One year ago today

I’m dragging photos out of my archives because I haven’t snapped a photo since Sunday. How does that happen? I spent an entire year documenting my life, camera poised and ready for 365 days. Now I can hardly remember I have a camera. Is it summer? Is it my addled brain? Is it that my child steadfastly refuses to look at the camera 99% of the time?

Tomorrow is the 4th annual “Three Kids from the Plane” get-together, so that should afford plenty of photo opportunities. Maybe I’ll catch some inspiration and get my photo skills in gear.Crowded House at the Meijer Gardens

Things will definitely be looking up

Bah. This week wasn’t at all what I wanted it to be. I wanted to relax and take some time for myself. Instead I had endless appointments and lines to wait in. I know. Complaining doesn’t help. It’s just that I feel like a little black cloud has been following me around and I can’t seem to dislodge it.

I did enjoy, however, the time spent with my son today at the beach. We stood strong and helpless with laughter in the face of endless waves, we buried him up to his little belly in sand, and we watched kites sketching about in a vivid blue sky filled with puffy clouds. So instead of all the rest of the junk, I’m going to focus on that as I snuggle into bed tonight.

A rarity

Summer nights, as anyone who’s kept up with my posts might know, offer the moments I look forward to. Sitting outside in the fresh air, perched on a fairly comfortable deck chair, watching the sun slowly moving to the other side of the world. (Yes, I know we’re the ones moving, but still.) Often with a refreshing drink and some nice conversation with my husband. Other times solo with a good read.

The only problem with this scenario lately is that my charmingly adorable child doesn’t like to go to bed. He thinks sleep is for wussies. Often, by the time he’s all tuckered out, the sun is no longer in view. Boo. Last night, though, my husband volunteered for kid watch and encouraged me to pour a glass of wine and sit on the deck for some quiet time.

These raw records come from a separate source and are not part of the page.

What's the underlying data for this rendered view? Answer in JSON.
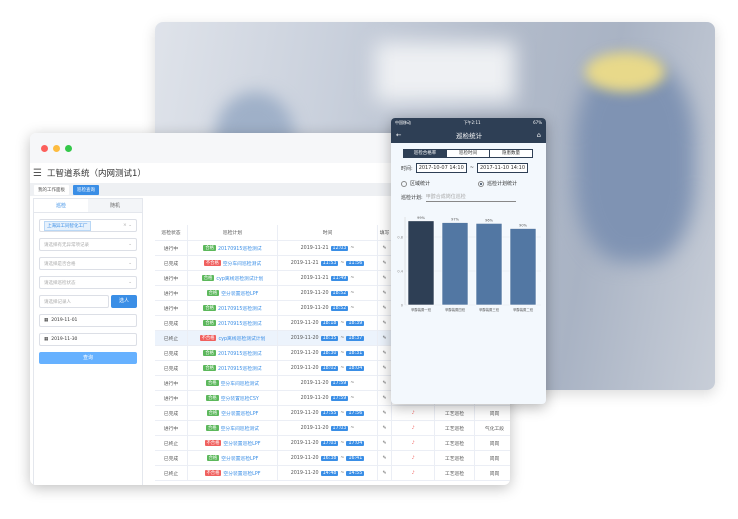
{
  "desktop": {
    "title": "工智道系统（内网测试1）",
    "tabs": [
      "我的工作面板",
      "巡检查询"
    ],
    "side_tabs": [
      "巡检",
      "随机"
    ],
    "org_chip": "上海异工同智化工厂",
    "filters": [
      "请选择有无异常项记录",
      "请选择是否合格",
      "请选择巡检状态"
    ],
    "recorder_placeholder": "请选择记录人",
    "select_btn": "选人",
    "date_from": "2019-11-01",
    "date_to": "2019-11-30",
    "query_btn": "查询",
    "columns": [
      "巡检状态",
      "巡检计划",
      "时间",
      "填写"
    ],
    "rows": [
      {
        "status": "进行中",
        "result": "合格",
        "plan": "20170915巡检测试",
        "date": "2019-11-21",
        "start": "12:03",
        "end": "",
        "tail": "",
        "type": "",
        "post": ""
      },
      {
        "status": "已完成",
        "result": "不合格",
        "plan": "空分车间巡检测试",
        "date": "2019-11-21",
        "start": "11:53",
        "end": "11:56",
        "tail": "",
        "type": "",
        "post": ""
      },
      {
        "status": "进行中",
        "result": "合格",
        "plan": "cyp离线巡检测试计划",
        "date": "2019-11-21",
        "start": "11:49",
        "end": "",
        "tail": "",
        "type": "",
        "post": ""
      },
      {
        "status": "进行中",
        "result": "合格",
        "plan": "空分装置巡检LPF",
        "date": "2019-11-20",
        "start": "18:52",
        "end": "",
        "tail": "",
        "type": "",
        "post": ""
      },
      {
        "status": "进行中",
        "result": "合格",
        "plan": "20170915巡检测试",
        "date": "2019-11-20",
        "start": "18:52",
        "end": "",
        "tail": "",
        "type": "",
        "post": ""
      },
      {
        "status": "已完成",
        "result": "合格",
        "plan": "20170915巡检测试",
        "date": "2019-11-20",
        "start": "18:18",
        "end": "18:39",
        "tail": "",
        "type": "",
        "post": ""
      },
      {
        "status": "已终止",
        "result": "不合格",
        "plan": "cyp离线巡检测试计划",
        "date": "2019-11-20",
        "start": "18:35",
        "end": "18:37",
        "tail": "",
        "type": "",
        "post": ""
      },
      {
        "status": "已完成",
        "result": "合格",
        "plan": "20170915巡检测试",
        "date": "2019-11-20",
        "start": "18:30",
        "end": "18:31",
        "tail": "",
        "type": "",
        "post": ""
      },
      {
        "status": "已完成",
        "result": "合格",
        "plan": "20170915巡检测试",
        "date": "2019-11-20",
        "start": "18:02",
        "end": "18:04",
        "tail": "",
        "type": "",
        "post": ""
      },
      {
        "status": "进行中",
        "result": "合格",
        "plan": "空分车间巡检测试",
        "date": "2019-11-20",
        "start": "17:59",
        "end": "",
        "tail": "",
        "type": "",
        "post": ""
      },
      {
        "status": "进行中",
        "result": "合格",
        "plan": "空分装置巡检CSY",
        "date": "2019-11-20",
        "start": "17:59",
        "end": "",
        "tail": "",
        "type": "",
        "post": ""
      },
      {
        "status": "已完成",
        "result": "合格",
        "plan": "空分装置巡检LPF",
        "date": "2019-11-20",
        "start": "17:55",
        "end": "17:56",
        "tail": "",
        "type": "工艺巡检",
        "post": "岗岗"
      },
      {
        "status": "进行中",
        "result": "合格",
        "plan": "空分车间巡检测试",
        "date": "2019-11-20",
        "start": "17:03",
        "end": "",
        "tail": "",
        "type": "工艺巡检",
        "post": "气化工段"
      },
      {
        "status": "已终止",
        "result": "不合格",
        "plan": "空分装置巡检LPF",
        "date": "2019-11-20",
        "start": "17:03",
        "end": "17:04",
        "tail": "",
        "type": "工艺巡检",
        "post": "岗岗"
      },
      {
        "status": "已完成",
        "result": "合格",
        "plan": "空分装置巡检LPF",
        "date": "2019-11-20",
        "start": "16:38",
        "end": "16:41",
        "tail": "",
        "type": "工艺巡检",
        "post": "岗岗"
      },
      {
        "status": "已终止",
        "result": "不合格",
        "plan": "空分装置巡检LPF",
        "date": "2019-11-20",
        "start": "14:48",
        "end": "14:55",
        "tail": "",
        "type": "工艺巡检",
        "post": "岗岗"
      }
    ],
    "colors": {
      "pass": "#5cb85c",
      "fail": "#f0605e",
      "accent": "#3a8ee6"
    }
  },
  "phone": {
    "carrier": "中国移动",
    "time": "下午2:11",
    "battery": "67%",
    "title": "巡检统计",
    "segments": [
      "巡检合格率",
      "巡检时间",
      "隐患数量"
    ],
    "time_label": "时间:",
    "time_from": "2017-10-07 14:10",
    "time_sep": "~",
    "time_to": "2017-11-10 14:10",
    "radios": [
      "区域统计",
      "巡检计划统计"
    ],
    "plan_label": "巡检计划:",
    "plan_value": "甲醇合成岗位巡检"
  },
  "chart_data": {
    "type": "bar",
    "categories": [
      "甲醇装置一班",
      "甲醇装置四班",
      "甲醇装置三班",
      "甲醇装置二班"
    ],
    "values": [
      0.99,
      0.97,
      0.96,
      0.9
    ],
    "data_labels": [
      "99%",
      "97%",
      "96%",
      "90%"
    ],
    "yticks": [
      "0",
      "0.4",
      "0.8"
    ],
    "ylim": [
      0,
      1
    ],
    "colors": [
      "#2e3f55",
      "#5277a3",
      "#5277a3",
      "#5277a3"
    ]
  }
}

One day I hope to enjoy these moments with Dev too. When he can savor some relaxing moments. We can sit and chat and take in the summer noises: the cicadas whirring away, the neighbor’s sprinkler, the sound of kids who get to stay up a bit later chasing each other giddily through their backyards. Until then, I’ll just wish for him to fall asleep at the appointed 8:00 hour. Wishes can come true at least once a week, yes?